Myths help layer words with multiple meanings. For instance, take the word zero. In India there are different kinds of zeroes. Ganesh Devy says, "We have the word 'kha' which is a zero that includes everything and which diminishes and grows with the things within it, we have 'shunya' in which there is nothing and we have 'purna' which has everything but it neither diminishes nor grows." The nuances that transform a complex mathematical construct into an equally complicated unit of language are unique to the culture that created the concept. If we lose the language, we lose the layers and the unique worldview of a civilisation.

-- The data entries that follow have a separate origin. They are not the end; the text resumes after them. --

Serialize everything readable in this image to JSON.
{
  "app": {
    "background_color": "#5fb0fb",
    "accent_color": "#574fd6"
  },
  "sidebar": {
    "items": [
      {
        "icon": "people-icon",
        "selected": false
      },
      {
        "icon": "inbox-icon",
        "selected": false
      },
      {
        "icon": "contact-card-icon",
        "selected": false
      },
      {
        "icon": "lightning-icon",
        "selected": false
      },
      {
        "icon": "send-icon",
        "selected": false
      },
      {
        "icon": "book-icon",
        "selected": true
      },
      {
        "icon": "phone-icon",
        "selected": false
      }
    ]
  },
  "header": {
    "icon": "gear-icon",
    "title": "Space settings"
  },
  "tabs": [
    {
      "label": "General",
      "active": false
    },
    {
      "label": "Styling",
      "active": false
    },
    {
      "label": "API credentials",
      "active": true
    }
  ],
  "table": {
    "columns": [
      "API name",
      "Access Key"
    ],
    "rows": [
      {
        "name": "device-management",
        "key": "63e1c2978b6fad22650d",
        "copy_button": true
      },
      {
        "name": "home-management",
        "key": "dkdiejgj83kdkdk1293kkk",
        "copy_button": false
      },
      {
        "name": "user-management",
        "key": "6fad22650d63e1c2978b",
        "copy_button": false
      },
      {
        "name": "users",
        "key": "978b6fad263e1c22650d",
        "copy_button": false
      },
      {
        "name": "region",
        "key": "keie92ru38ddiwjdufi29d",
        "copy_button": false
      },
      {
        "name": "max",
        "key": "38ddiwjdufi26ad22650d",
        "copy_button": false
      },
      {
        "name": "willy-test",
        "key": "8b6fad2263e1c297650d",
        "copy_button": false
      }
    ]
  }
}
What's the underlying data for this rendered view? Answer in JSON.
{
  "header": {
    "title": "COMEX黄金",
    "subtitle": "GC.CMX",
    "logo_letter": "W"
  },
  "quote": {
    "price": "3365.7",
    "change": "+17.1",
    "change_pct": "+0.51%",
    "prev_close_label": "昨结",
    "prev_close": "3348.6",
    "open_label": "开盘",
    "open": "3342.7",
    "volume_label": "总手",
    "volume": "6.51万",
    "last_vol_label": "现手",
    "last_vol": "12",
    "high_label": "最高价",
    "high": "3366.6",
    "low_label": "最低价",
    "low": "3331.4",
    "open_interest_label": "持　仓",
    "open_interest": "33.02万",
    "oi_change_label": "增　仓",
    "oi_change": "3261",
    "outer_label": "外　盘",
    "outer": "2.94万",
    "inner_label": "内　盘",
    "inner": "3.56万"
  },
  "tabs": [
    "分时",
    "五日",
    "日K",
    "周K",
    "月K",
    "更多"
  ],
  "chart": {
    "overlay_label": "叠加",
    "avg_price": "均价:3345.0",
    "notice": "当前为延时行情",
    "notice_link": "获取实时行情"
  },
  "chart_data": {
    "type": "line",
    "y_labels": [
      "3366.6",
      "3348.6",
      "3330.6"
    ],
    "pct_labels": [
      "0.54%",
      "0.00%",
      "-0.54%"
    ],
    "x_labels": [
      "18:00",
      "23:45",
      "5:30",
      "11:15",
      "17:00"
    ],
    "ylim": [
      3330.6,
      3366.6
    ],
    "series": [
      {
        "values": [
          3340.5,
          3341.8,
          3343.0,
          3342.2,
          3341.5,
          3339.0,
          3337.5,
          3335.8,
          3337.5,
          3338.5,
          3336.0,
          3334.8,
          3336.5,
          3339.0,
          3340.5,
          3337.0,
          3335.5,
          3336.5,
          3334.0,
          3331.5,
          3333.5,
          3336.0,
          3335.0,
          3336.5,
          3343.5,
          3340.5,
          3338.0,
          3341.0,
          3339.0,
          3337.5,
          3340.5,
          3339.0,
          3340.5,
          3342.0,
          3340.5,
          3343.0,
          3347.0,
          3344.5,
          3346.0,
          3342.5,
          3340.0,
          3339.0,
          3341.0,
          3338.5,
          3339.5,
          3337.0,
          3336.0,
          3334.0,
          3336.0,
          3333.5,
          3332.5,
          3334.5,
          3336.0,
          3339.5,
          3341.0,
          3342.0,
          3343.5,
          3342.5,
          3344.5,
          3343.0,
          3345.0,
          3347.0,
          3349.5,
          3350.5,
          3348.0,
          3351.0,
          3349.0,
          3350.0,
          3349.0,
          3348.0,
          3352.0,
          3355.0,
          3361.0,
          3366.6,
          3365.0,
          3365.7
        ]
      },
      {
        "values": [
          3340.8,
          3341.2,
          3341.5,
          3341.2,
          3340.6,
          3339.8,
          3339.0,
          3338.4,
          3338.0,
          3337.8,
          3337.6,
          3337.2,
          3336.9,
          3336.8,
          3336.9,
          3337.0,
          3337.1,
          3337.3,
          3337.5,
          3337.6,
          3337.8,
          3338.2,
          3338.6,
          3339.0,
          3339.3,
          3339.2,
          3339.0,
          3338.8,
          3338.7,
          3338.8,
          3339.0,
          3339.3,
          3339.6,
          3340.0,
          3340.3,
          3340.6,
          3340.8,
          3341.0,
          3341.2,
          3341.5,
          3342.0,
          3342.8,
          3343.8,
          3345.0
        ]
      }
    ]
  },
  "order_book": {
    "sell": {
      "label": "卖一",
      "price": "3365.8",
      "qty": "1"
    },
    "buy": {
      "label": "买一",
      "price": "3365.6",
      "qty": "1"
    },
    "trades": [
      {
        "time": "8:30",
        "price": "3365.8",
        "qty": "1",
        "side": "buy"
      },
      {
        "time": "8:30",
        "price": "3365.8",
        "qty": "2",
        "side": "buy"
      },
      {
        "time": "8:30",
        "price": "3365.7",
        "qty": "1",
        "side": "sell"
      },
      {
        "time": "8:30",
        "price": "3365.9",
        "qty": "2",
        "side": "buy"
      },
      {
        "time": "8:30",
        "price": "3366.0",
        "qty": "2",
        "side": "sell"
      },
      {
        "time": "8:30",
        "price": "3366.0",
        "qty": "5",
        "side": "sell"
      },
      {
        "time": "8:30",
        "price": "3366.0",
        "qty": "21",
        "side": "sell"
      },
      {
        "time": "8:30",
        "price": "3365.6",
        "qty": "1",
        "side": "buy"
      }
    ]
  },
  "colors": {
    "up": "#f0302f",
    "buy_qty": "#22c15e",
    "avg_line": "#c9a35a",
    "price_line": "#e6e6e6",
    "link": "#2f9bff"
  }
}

Similarly language helps create myths that are rooted in the cultural context of a people. For instance, 'Uloopi', the water princess in Mahabharata who marries Arjuna, derives her name from the word uloopin which means dolphin. (E W Hopkins, Epic Mythology, Indological Book House, Varanasi 1968) The word is hardly used but as a character of a popular epic, it lives on. Another word with a forgotten past is Welsh. About 1,500 years ago, Germanic tribes invading Britain coined the term "welus", which meant slaves and outsiders, for the resident Celts of the region - the term lives on as "Welsh".

While losing a language may be in the natural order of things, it often means losing a bit of our past and for India, a wealth of literary compositions. The Bhils have four mahakavyas (epics), and the Sawra tribe, whose language is spoken by a small group of people, has plays, stories and songs. Given the utilitarian times we live in, the death of a language may not seem such a great tragedy. The logic is, if a language had any use, it would be used. But languages are not meant only to communicate (though that is a vital function), it has helped understand the world and create new languages. The binary system that our computers run on was derived from the metric compositions used by ancient poets and singers.

The word is more powerful than we can imagine. That is why most civilisations gave it a divine status. In India, Vac is the goddess of speech and the mother of the Vedas. The Irish god Ogma is said to have invented the Ogham alphabet. Hermes was regarded as the god of language, alongside Mnemosyne (the goddess of memory) by the Greeks. According to mythologist and linguist Ernst Cassirer, "Word in fact becomes a sort of a primary force in which all being and doing originate. In all mythical cosmogonies, as far back as they can be traced, this supreme position of the word is found." (Ernst Cassirer, Language and Myth, Translated by Susanne K Langer, Dover Publications, 1946) He finds a direct parallel between what the Uitoto Indians believed - that in the beginning the word gave the Father his origin - and the opening passage of John's gospel: "In the beginning was the word, and the word was with God, and the word was God." (Bible, John 1:1; King James version). Perhaps, all those who count themselves as masters of the word, may want to take another call on who really serves whom.